Dava, İİK'nın 5. maddesi uyarınca icra memurunun kusurundan kaynaklanan tazminat istemine ilişkindir.

İlk derece mahkemesince, ihalenin feshine ilişkin kararın kesinleştiği tarihte davacının mülkiyet hakkını kaybettiği kabul edilerek, bu tarihteki taşınmazın değeri ile davacının ödediği ihale bedeli arasındaki fark davacının zararı olarak belirlenip davanın kabulüne ve bölge adliye mahkemesince davalının istinaf başvurusunun esastan reddine karar verilmişse de, zararın kapsamına dair varılan sonuç usul ve yasaya uygun düşmemektedir. 

İcra İflas Kanunu'nun 5. maddesinde icra ve iflas dairesi görevlilerinin kusurlarından doğan tazminat davalarının İdare aleyhine açılabileceği ve İdarenin kusuru bulunan görevlilere rücu hakkı olduğu düzenlenmiştir. Bu madde kapsamında icra görevlilerinin sorumluluğu için aranan koşullar; görevlilerin kusurlu hareket etmiş olmaları, hareketleri sonucu zarar vermiş olmaları ve zararla hareket arasında illiyet bağının bulunmasıdır.

İhalenin feshi kararının kesinleşmesi ile alıcının ihale ile iktisap ettiği mülkiyet hakkı geçmişe etkili olarak son bulur ve hissedarlara geri döner (Baki Kuru İcra İflas Hukuku El Kitabı S. 622). İhale konusu taşınmazın alacaklı adına tescilinin yapılması ve ihale bedelinin hissedarlara dağıtılması da kazanılmış hak oluşturmaz. (12. Hukuk Dairesinin 22/01/2008, 2007/ 23029 esas, 2008/872 karar sayılı ilamı da bu yöndedir)

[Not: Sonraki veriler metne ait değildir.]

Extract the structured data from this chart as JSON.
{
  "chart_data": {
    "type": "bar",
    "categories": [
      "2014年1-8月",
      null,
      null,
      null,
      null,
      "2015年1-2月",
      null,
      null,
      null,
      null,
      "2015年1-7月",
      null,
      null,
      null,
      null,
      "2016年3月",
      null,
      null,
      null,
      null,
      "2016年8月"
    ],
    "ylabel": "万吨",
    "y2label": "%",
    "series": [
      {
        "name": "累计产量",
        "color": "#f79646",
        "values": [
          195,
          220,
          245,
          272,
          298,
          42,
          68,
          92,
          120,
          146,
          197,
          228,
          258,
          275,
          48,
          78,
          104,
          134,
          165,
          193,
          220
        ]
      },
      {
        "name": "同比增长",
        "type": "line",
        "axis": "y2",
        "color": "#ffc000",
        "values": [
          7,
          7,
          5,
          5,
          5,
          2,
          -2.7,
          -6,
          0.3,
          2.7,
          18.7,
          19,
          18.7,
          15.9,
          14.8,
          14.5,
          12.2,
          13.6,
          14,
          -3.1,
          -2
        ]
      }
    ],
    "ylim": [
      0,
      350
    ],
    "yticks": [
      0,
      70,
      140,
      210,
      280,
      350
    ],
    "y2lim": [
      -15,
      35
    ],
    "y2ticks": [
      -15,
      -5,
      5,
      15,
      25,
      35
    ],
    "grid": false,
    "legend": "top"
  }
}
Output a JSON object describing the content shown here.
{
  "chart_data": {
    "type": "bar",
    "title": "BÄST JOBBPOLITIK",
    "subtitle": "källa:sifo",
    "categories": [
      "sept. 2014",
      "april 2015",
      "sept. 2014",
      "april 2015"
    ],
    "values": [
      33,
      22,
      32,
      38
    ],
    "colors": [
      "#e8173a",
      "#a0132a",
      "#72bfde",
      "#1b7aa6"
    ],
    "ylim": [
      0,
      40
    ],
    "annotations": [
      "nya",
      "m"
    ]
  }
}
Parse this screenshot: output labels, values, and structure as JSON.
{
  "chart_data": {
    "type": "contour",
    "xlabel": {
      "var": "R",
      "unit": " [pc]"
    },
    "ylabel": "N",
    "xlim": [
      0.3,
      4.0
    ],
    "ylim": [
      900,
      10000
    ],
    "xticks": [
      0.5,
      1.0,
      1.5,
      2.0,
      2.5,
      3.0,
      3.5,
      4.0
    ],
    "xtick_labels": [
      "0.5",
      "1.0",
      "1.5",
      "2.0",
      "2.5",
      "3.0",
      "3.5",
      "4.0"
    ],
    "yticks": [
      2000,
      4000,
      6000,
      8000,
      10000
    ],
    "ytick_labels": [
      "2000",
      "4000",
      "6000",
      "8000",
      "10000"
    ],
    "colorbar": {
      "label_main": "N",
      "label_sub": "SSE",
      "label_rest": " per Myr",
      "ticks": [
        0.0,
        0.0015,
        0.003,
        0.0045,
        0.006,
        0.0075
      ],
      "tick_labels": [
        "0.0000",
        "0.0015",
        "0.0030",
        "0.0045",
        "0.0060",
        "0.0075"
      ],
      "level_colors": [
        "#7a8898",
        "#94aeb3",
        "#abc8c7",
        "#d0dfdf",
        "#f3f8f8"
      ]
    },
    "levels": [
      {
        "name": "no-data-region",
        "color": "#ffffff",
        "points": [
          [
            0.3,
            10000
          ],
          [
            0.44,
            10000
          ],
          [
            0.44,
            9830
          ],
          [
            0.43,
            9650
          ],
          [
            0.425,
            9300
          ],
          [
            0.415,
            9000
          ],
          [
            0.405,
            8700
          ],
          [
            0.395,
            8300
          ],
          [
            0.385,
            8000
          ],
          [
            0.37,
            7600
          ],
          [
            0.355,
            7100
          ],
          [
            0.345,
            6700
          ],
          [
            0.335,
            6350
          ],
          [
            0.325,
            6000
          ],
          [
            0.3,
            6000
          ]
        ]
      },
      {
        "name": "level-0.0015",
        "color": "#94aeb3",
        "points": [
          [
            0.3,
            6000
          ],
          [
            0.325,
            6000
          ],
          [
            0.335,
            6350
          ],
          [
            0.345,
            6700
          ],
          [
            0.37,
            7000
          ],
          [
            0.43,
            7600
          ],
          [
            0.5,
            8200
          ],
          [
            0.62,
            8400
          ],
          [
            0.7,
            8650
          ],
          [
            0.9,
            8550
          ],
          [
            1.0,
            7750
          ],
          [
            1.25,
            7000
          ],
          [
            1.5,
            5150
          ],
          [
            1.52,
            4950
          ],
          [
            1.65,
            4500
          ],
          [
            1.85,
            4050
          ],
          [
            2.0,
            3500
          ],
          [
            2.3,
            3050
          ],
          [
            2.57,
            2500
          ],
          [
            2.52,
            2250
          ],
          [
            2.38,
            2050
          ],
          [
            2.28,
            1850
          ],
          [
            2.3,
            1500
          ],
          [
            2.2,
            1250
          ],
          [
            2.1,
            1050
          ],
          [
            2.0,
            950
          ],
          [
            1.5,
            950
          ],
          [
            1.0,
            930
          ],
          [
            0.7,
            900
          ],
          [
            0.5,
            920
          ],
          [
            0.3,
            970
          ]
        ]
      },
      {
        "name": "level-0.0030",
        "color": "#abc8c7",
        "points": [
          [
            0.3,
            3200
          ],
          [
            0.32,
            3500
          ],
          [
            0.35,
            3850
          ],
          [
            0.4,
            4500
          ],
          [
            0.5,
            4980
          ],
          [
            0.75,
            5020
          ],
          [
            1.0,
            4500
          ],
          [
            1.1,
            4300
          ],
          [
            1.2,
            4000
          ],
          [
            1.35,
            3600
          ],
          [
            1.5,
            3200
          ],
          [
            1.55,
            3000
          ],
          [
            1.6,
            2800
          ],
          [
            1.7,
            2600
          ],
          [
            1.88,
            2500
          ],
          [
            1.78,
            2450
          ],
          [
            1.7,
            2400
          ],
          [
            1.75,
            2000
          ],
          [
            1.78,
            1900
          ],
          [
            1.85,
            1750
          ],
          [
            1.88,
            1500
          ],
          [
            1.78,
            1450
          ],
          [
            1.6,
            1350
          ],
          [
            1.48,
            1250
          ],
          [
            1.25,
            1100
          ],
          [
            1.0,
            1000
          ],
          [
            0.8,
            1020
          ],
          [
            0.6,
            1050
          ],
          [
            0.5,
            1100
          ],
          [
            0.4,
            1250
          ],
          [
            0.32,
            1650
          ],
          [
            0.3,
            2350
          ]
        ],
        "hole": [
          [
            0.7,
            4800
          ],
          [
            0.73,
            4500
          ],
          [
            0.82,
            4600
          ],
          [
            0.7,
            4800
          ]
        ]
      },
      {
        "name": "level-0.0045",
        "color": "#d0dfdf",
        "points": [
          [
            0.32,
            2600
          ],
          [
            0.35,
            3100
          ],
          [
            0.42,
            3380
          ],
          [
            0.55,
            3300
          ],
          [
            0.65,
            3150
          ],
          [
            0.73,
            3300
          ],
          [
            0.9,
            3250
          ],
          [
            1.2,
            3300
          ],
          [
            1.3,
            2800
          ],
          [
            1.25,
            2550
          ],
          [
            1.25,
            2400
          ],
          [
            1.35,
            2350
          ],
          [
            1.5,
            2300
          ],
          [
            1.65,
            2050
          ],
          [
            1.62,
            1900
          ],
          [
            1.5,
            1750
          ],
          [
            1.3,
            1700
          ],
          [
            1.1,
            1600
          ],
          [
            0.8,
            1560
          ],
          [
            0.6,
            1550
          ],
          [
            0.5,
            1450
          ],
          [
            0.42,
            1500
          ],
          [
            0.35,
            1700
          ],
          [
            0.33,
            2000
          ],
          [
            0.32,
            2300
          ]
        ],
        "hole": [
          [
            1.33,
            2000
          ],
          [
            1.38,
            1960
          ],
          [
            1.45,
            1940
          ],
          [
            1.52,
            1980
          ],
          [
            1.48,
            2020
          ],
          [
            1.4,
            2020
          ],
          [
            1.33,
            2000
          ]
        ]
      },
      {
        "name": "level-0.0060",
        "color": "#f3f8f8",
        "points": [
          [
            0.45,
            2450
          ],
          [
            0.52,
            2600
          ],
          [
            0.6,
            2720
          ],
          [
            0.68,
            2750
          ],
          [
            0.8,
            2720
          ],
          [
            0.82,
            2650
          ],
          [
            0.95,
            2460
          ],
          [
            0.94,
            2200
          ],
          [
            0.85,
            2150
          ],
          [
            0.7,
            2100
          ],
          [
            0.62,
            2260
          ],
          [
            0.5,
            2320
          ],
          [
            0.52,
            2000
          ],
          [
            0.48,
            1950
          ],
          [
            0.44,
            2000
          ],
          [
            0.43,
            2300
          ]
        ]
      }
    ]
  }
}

İİK.nun 134.maddesinin 5.fıkrasının son cümlesi ise; "İhalenin feshine ilişkin şikayetin kabulüne veya reddine ilişkin kararın kesinleşmesi üzerine, ihale bedeli nemaları ile birlikte hak sahiplerine ödenir" hükmünü içermektedir.

Anılan madde uyarınca, ihale bedeli nemaları ile birlikte hak sahiplerine ödenir. İhalenin feshi talebinin kabulü halinde nemalandırılmış bu satış bedeli ihale alıcısına, reddi halinde ise alacaklıya ödenir.   

İİK 134. maddesinin 5. fıkrasından kaynaklı nemalar, alacaklıya alacağının yanında ihalenin kesinleşmesine kadar tahsil edememesi nedeniyle ödenmesi gereken ve depo edilen ihale bedelinin getirisi niteliğinde paralardır. Böylece ihale alıcısının ihalenin feshi halinde,  kendi yatırdığı paranın tamamı üzerinde hakkı olup, nema ihale alıcısına ödenir.

Yukarıda belirtilen yasal düzenlemeler ve açıklamalar ışığında somut olaya gelince; satış ilanının icra dosyası borçlusu T. Tarım Şirketinin vekillik görevinden istifa eden avukatına tebliğ edilip vekaletname sunan vekillerine veya asile satış ilanının tebliğ edilmemiş olması, diğer borçlu N.M. Tarım Şirketine satış ilanının tebliğ edilmemiş olmasında icra memurunun kusurunun bulunduğu açıktır. Dolayısıyla hukuka aykırılık unsuru oluşmuştur.

Davacı, ihale sonrasında taşınmazın maliki olmuş ise de, işlemin temelini oluşturan ihalenin feshedilmesi ile bu sıfatı son bulmuştur. İhale tarihi ile ihalenin feshi kararının kesinleşme tarihi arasında geçen süre içinde taşınmazın değerinde bir artış olması tabiidir. İhale alıcısı davacı, ihalenin feshedilebileceğini öngörerek ihaleye katılmış ve ihale bedelini ödemiş, ihalenin feshi kararının kesinleşmesinden sonra ise ihale bedeli olarak yatırdığı tutar, takip alacaklısı olan davalı banka tarafından davacıya iade edilmiştir. Davacının talep ettiği taşınmaz bedel farkı, davacının mal varlığında meydana gelen bir zarar niteliğinde değildir. Dolayısıyla, ihaleye konu taşınmazın davacı adına tescil edilmesi, davacı yönünden kazanılmış hak oluşturmaz.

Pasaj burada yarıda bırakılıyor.